In a special way, sickness belongs to God. The Bible reproaches us not for going to the doctor with our sickness but rather for not going to God with it. It is no accident that Christ lived in striking proximity to the sick, that the blind, the lame, deaf-mutes, lepers, the mentally ill felt irresistibly drawn to him and sought his company. Why didn’t Christ send these people to the doctor? It was certainly not in order to harm the reputation of doctors or to make a display of his own skill or suggestive power. Instead, it was in order to make clear that God and sickness, Christ and the sick, belong very close to each other. Christ wants to be the true physician for the sick. [Bonhoeffer; DBW vol. 16, p500]

This is why the Psalms teach us to pray, “Lord, be merciful to me; Heal my soul, for I have sinned against You” [41:4]. This is in Ps. 41. Immediately preceding it, the psalmist describes being on a “sickbed.” In other words, he confesses that his sickness has its origin in man having turned away from God. Confined to his bed, the Psalmist asks for a medicine not to be found in any pharmacy: “Heal my soul,” he prays. That’s followed by a prophecy of Christ being betrayed by His friend Judas. “Even my own familiar friend in whom I trusted, Who ate my bread, Has lifted up his heel against me” [41:9]. His close friend turns away from him. It’s like Job’s wife, who tells him in his sickness, “Curse God and die.” The soul and the body are bound together; our entire person is sick.

So Jesus enters the sickness, He comes to a leprous, disease-ridden world, where friends betray us, and breath finally leaves us. The Bible says He who knew no sin becomes sin for us. Jesus comes both to enter into our own suffering and be the physician for the suffering.

So when things go badly for you, revealing the weakness of your body or the turmoil of your mind, it’s all designed to put you in the position of the lepers, saying, “Jesus, Master, have mercy!”

But the leprosy was never the ultimate problem. The problem is an inhuman life, creature not in communion with Creator.

The nine skedaddling lepers have healed skin, but at the core remain unchanged.

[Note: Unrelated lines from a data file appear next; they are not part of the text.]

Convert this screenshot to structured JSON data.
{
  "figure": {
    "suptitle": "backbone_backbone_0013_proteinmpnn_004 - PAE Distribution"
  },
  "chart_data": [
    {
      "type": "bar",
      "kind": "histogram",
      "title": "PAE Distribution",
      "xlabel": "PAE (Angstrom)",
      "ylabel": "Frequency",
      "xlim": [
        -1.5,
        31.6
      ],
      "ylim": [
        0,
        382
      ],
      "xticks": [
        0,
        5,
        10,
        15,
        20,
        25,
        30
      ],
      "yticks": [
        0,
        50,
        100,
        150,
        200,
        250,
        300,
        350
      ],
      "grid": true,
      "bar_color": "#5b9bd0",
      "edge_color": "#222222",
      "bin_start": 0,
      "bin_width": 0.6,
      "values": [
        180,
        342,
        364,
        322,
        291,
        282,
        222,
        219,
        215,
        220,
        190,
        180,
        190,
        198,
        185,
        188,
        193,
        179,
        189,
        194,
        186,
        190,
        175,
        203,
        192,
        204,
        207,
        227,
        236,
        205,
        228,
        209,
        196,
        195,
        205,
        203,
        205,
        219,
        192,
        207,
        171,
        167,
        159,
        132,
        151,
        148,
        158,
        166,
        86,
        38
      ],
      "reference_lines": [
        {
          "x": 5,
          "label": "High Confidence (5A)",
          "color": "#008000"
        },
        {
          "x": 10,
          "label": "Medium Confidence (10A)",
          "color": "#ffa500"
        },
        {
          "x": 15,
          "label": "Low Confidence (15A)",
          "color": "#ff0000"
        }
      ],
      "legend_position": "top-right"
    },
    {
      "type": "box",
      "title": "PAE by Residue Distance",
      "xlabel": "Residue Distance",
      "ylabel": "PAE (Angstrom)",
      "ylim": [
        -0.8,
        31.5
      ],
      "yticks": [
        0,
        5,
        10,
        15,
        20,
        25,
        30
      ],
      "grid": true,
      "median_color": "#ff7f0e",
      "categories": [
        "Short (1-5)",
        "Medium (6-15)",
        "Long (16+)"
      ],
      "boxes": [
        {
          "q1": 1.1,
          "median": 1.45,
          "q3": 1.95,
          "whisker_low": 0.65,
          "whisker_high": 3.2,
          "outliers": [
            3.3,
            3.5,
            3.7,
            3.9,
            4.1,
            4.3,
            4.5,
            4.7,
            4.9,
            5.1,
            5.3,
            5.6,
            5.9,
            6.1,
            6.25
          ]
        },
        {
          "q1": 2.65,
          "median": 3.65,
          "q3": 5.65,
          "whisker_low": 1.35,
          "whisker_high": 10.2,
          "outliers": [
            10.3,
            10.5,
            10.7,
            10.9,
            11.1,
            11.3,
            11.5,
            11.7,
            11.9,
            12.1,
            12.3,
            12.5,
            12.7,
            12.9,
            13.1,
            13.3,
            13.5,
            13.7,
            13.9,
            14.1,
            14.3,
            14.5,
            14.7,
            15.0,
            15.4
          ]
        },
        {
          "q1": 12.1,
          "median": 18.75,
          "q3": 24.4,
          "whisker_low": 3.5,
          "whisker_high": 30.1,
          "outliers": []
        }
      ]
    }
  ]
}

By contrast, the Samaritan leper prostrates himself before Jesus the incarnate God, and worships. To this one Jesus says, “Your faith has made you well,” or, more literally, “Your faith has saved you.” Made well in his body, the healed man submits his body and his entire person to the One who made him—the Lord Jesus by whom all things were made. Healed temporarily, he anticipates the resurrection, the complete restoration of the human person.

You do the same. In your suffering, hand yourself over to Jesus. Give Him the sins, entrust to Him the things that worry you, ask Him for mercy for every trouble. Prostrate yourself before Him, for He will save you.